There are an abundance of contaminants that may be present in an unknown source water and must be removed for the water to be safe for human consumption. The US Environmental Protection Agency and the World Health Organization have established acceptable levels for many contaminants in drinking water. The military has evaluated some contaminants and determined maximum acceptable levels for short term exposure. These appear in the Tri Service Field Water Quality Standards. Establishment of acceptable contaminant levels for drinking water is an ongoing process and standards are regularly being revised by all of these organizations.
In 1998 the U.S. Army released Medical Issues Information Papers No. 31-017 and 31-018 discussing biological warfare agents and suggesting acceptable levels of these contaminants in drinking water. As noted in these papers, extremely low concentrations of certain biotoxins are highly toxic. They recommend acceptable levels in drinking water as low as 10−5 μg/L (for Staphylococcal Enterotoxins). Therefore it is clear that water purification equipment must provide very high reduction of concentration of contaminants to be able to effectively treat potential contaminants in the source water.

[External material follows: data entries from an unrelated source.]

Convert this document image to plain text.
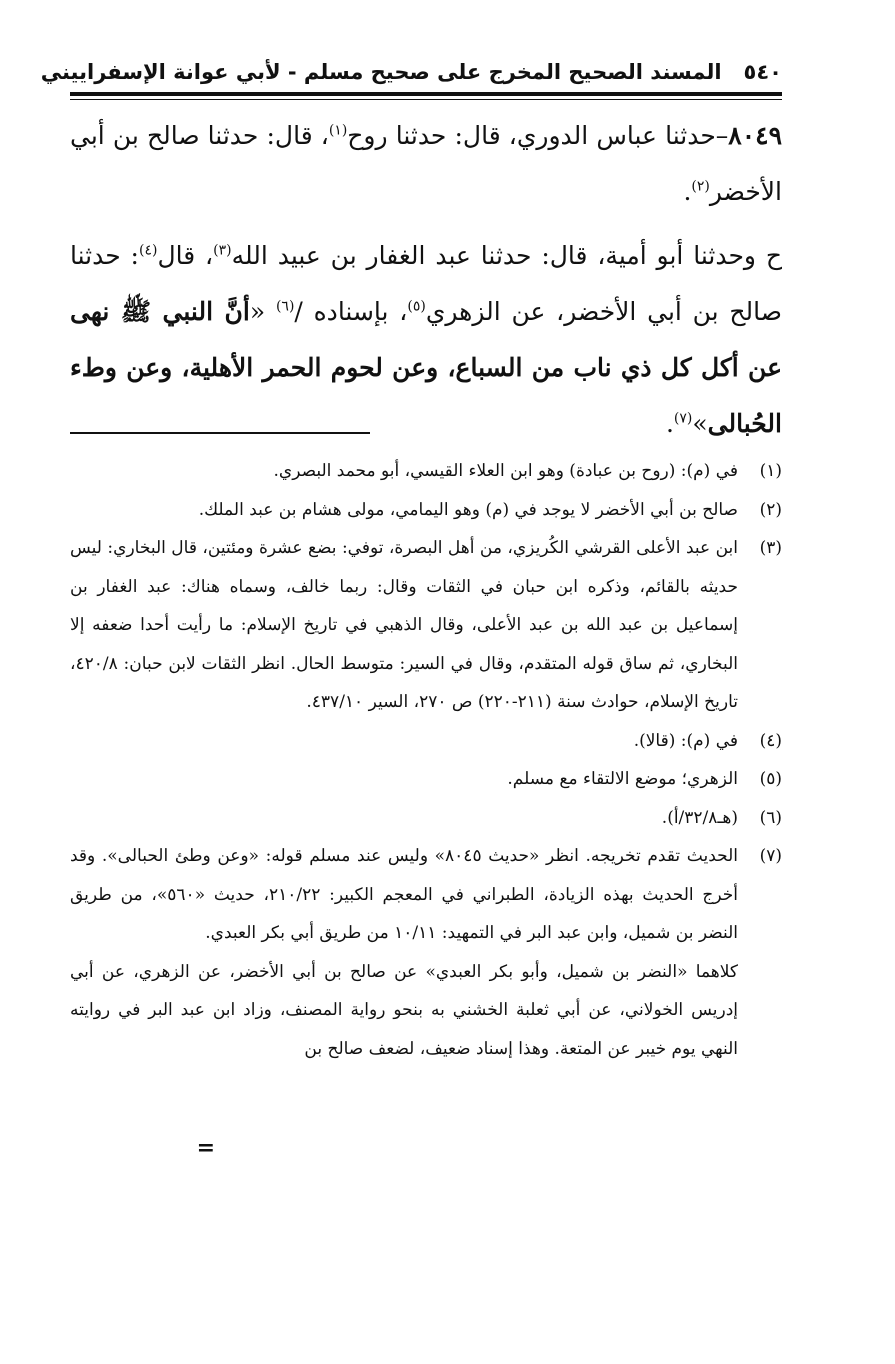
٥٤٠
المسند الصحيح المخرج على صحيح مسلم - لأبي عوانة الإسفراييني

٨٠٤٩–حدثنا عباس الدوري، قال: حدثنا روح$^{(١)}$، قال: حدثنا صالح بن أبي الأخضر$^{(٢)}$.

ح وحدثنا أبو أمية، قال: حدثنا عبد الغفار بن عبيد الله$^{(٣)}$، قال$^{(٤)}$: حدثنا صالح بن أبي الأخضر، عن الزهري$^{(٥)}$، بإسناده /$^{(٦)}$ «أنَّ النبي ﷺ نهى عن أكل كل ذي ناب من السباع، وعن لحوم الحمر الأهلية، وعن وطء الحُبالى»$^{(٧)}$.

(١)
في (م): (روح بن عبادة) وهو ابن العلاء القيسي، أبو محمد البصري.
(٢)
صالح بن أبي الأخضر لا يوجد في (م) وهو اليمامي، مولى هشام بن عبد الملك.
(٣)
ابن عبد الأعلى القرشي الكُريزي، من أهل البصرة، توفي: بضع عشرة ومئتين، قال البخاري: ليس حديثه بالقائم، وذكره ابن حبان في الثقات وقال: ربما خالف، وسماه هناك: عبد الغفار بن إسماعيل بن عبد الله بن عبد الأعلى، وقال الذهبي في تاريخ الإسلام: ما رأيت أحدا ضعفه إلا البخاري، ثم ساق قوله المتقدم، وقال في السير: متوسط الحال. انظر الثقات لابن حبان: ٤٢٠/٨، تاريخ الإسلام، حوادث سنة (٢١١-٢٢٠) ص ٢٧٠، السير ٤٣٧/١٠.
(٤)
في (م): (قالا).
(٥)
الزهري؛ موضع الالتقاء مع مسلم.
(٦)
(هـ٣٢/٨/أ).
(٧)
الحديث تقدم تخريجه. انظر «حديث ٨٠٤٥» وليس عند مسلم قوله: «وعن وطئ الحبالى». وقد أخرج الحديث بهذه الزيادة، الطبراني في المعجم الكبير: ٢١٠/٢٢، حديث «٥٦٠»، من طريق النضر بن شميل، وابن عبد البر في التمهيد: ١٠/١١ من طريق أبي بكر العبدي.
كلاهما «النضر بن شميل، وأبو بكر العبدي» عن صالح بن أبي الأخضر، عن الزهري، عن أبي إدريس الخولاني، عن أبي ثعلبة الخشني به بنحو رواية المصنف، وزاد ابن عبد البر في روايته النهي يوم خيبر عن المتعة. وهذا إسناد ضعيف، لضعف صالح بن
=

The U.S. Army has also evaluated the ability of reverse osmosis to remove a number of contaminants in its Water Quality Information Paper No. IP-31-014. Some contaminants are not removed well by reverse osmosis. It is also noted that reverse osmosis membranes may become compromised. A study was presented at the American Water Works Membrane Technology Conference in 2003 that evaluated the ability of reverse osmosis membranes to remove viruses under a number of conditions including the presence of a pinhole and torn O-ring seals. Compromising of the membrane or O-ring significantly lowers the rejection ability of the reverse osmosis element.
For a mobile water purification system to be highly effective at contaminant removal, it must provide more than one pass of reverse osmosis and a means of providing adequate removal of contaminants not removed well by reverse osmosis. Previously, systems have been described that typically operate with one pass of reverse osmosis, but can be set up to run two passes of reverse osmosis. The problem with this approach is that it relies on operator intervention to convert to two pass operation and provides no means of determining if and when two pass operation should be employed. Any additional treatment for contaminants not removed well by reverse osmosis may be provided by add on cartridges but again, this relies on operator intervention to determine when and if the add on cartridges are required. Furthermore, cartridges have limited capacity and no means are provided to determine if cartridge exhaustion is provided.
Thus, there is a need for a mobile water purification system that does not require highly trained operators and pre-screening of source water. To accomplish this, the mobile water purification system should be less sensitive to fouling and capable of removal of higher levels of contaminants. Preferably, reliance on disposable filter elements that may become quickly fouled would be avoided to minimize operator intervention requirements.